Problem solved? Only if you’re the sort of person who thinks whites being less likely to express racist attitudes to a pollster means racism is on the wane.

Thirty-eight percent of white respondents said they would leave one of the integrated neighborhoods, with Detroiters and those endorsing negative racial stereotypes especially likely to do so. When asked why they might leave, whites focused on the negative features of integrated neighborhoods. Expressions of racial prejudice were also common, but neutral ethnocentrism rare.

The author of that study — Maria Kyrsan — was quoted extensively in an Vox article about white self-segregation in the U.S.

Jacoby also cites white attitudes about interracial marriage and friendship as proof. And to make sure exactly how serious everyone knows to take him, he pulls a double Goldberg: Citing and writing like Jonah Goldberg.

In 1964, a mere 18 percent of white Americans claimed to have a friend who was black. Four decades later, Gallup found that the proportion of interracial friendships had more than quadrupled: 82 percent of whites said they had close nonwhite friends (and 88 percent of blacks reported having close friends who were not black). Perhaps some white respondents were fibbing to appear more enlightened. But as commentator Jonah Goldberg observes, “the mere fact that they wanted others to believe they had a black friend is a kind of progress.”

Because nothing says respect like using imaginary African-Americans and other people of color to prove you’re a good person.

I’m sure there are a lot more Jacobyish articles out there.
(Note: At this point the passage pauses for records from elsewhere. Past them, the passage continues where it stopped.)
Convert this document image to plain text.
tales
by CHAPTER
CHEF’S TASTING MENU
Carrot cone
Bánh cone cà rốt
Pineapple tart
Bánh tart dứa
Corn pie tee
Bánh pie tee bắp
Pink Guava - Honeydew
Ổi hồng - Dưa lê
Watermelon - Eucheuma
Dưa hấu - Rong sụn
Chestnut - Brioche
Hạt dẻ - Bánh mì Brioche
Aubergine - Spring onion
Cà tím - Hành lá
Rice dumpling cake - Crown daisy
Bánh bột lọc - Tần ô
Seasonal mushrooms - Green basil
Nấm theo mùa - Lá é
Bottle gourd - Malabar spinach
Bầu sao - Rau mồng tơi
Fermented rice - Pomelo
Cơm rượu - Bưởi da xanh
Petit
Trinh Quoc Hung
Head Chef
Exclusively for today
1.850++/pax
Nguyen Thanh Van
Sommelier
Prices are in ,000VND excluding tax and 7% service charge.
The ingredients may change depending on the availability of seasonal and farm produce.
I assume they’re not unlike the articles that conservative pundits crank out every year at this time of year. But it isn’t just pundits. Politicians like to get in on the act as well. Here’s Vice President Pence.

Pence said administration officials have been speaking with rank and file Democrats in order to get a deal done, though he wouldn’t name those Democrats. He did, however, drop King’s name as someone whose message could inspire the two sides to come together.
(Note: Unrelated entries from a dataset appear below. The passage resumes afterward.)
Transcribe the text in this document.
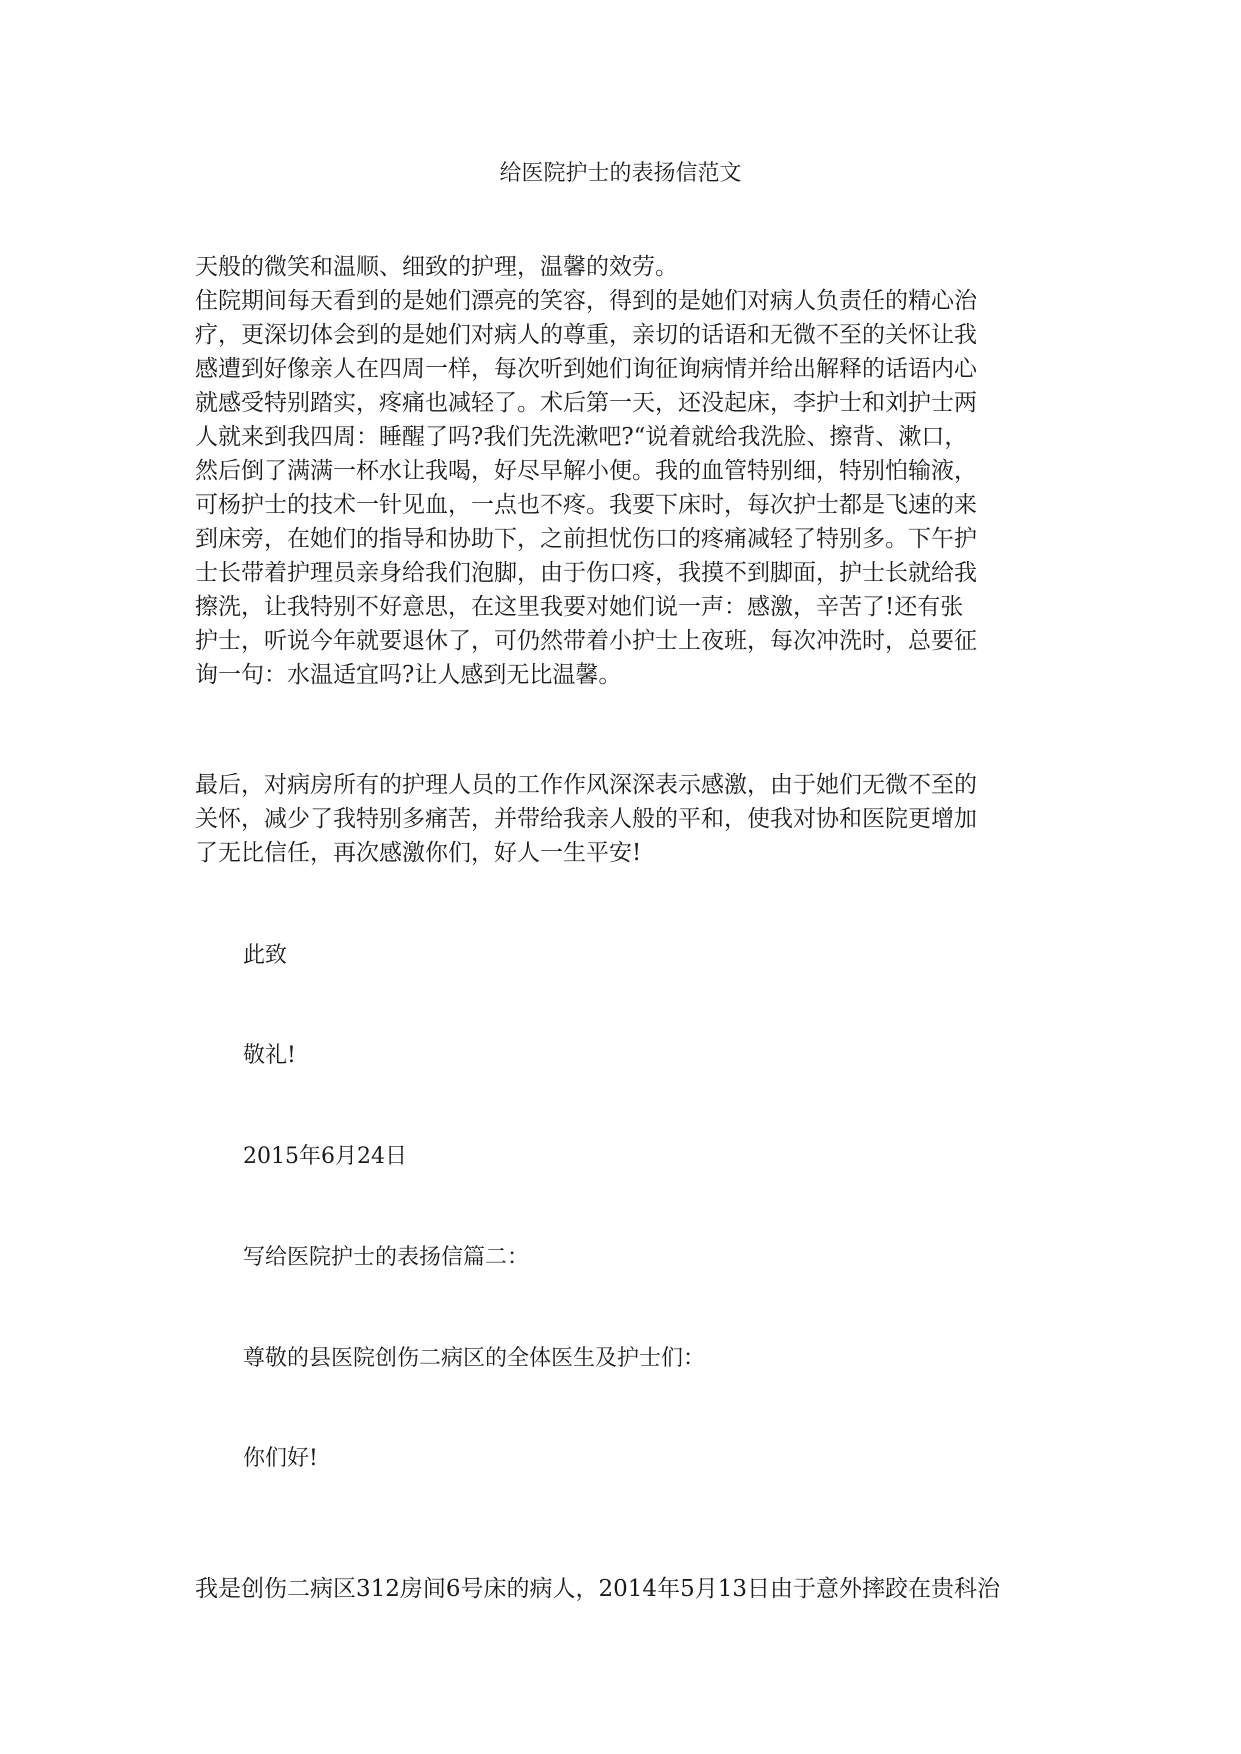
给医院护士的表扬信范文
天般的微笑和温顺、细致的护理，温馨的效劳。
住院期间每天看到的是她们漂亮的笑容，得到的是她们对病人负责任的精心治
疗，更深切体会到的是她们对病人的尊重，亲切的话语和无微不至的关怀让我
感遭到好像亲人在四周一样，每次听到她们询征询病情并给出解释的话语内心
就感受特别踏实，疼痛也减轻了。术后第一天，还没起床，李护士和刘护士两
人就来到我四周：睡醒了吗?我们先洗漱吧?“说着就给我洗脸、擦背、漱口，
然后倒了满满一杯水让我喝，好尽早解小便。我的血管特别细，特别怕输液，
可杨护士的技术一针见血，一点也不疼。我要下床时，每次护士都是飞速的来
到床旁，在她们的指导和协助下，之前担忧伤口的疼痛减轻了特别多。下午护
士长带着护理员亲身给我们泡脚，由于伤口疼，我摸不到脚面，护士长就给我
擦洗，让我特别不好意思，在这里我要对她们说一声：感激，辛苦了!还有张
护士，听说今年就要退休了，可仍然带着小护士上夜班，每次冲洗时，总要征
询一句：水温适宜吗?让人感到无比温馨。
最后，对病房所有的护理人员的工作作风深深表示感激，由于她们无微不至的
关怀，减少了我特别多痛苦，并带给我亲人般的平和，使我对协和医院更增加
了无比信任，再次感激你们，好人一生平安!
此致
敬礼!
2015年6月24日
写给医院护士的表扬信篇二：
尊敬的县医院创伤二病区的全体医生及护士们：
你们好!
我是创伤二病区312房间6号床的病人，2014年5月13日由于意外摔跤在贵科治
“The hearts and minds of the American people today are thinking a lot about it being the weekend we are remembering the life and the work of Rev. Martin Luther King Jr.,” Pence told host Margaret Brennan. “One of my favorite quotes from Dr. King was, ‘Now is the time to make real the promises of democracy.’ You think of how he changed America, he inspired us to change through the legislative process.”

That’s one reason Republicans have been busily disenfranchising African-Americans.

Pence’s use of a few words from King’s speech to push his party’s xenophobic policies is a pitch-perfect trolling. Everyone knows that the GOP is the party of racism, a group that it wants to undo all of his work except for a few of his words stripped of meaning and context. And people like Jacoby can point to the fact that someone like Pence still quotes King and say, racism is practically over!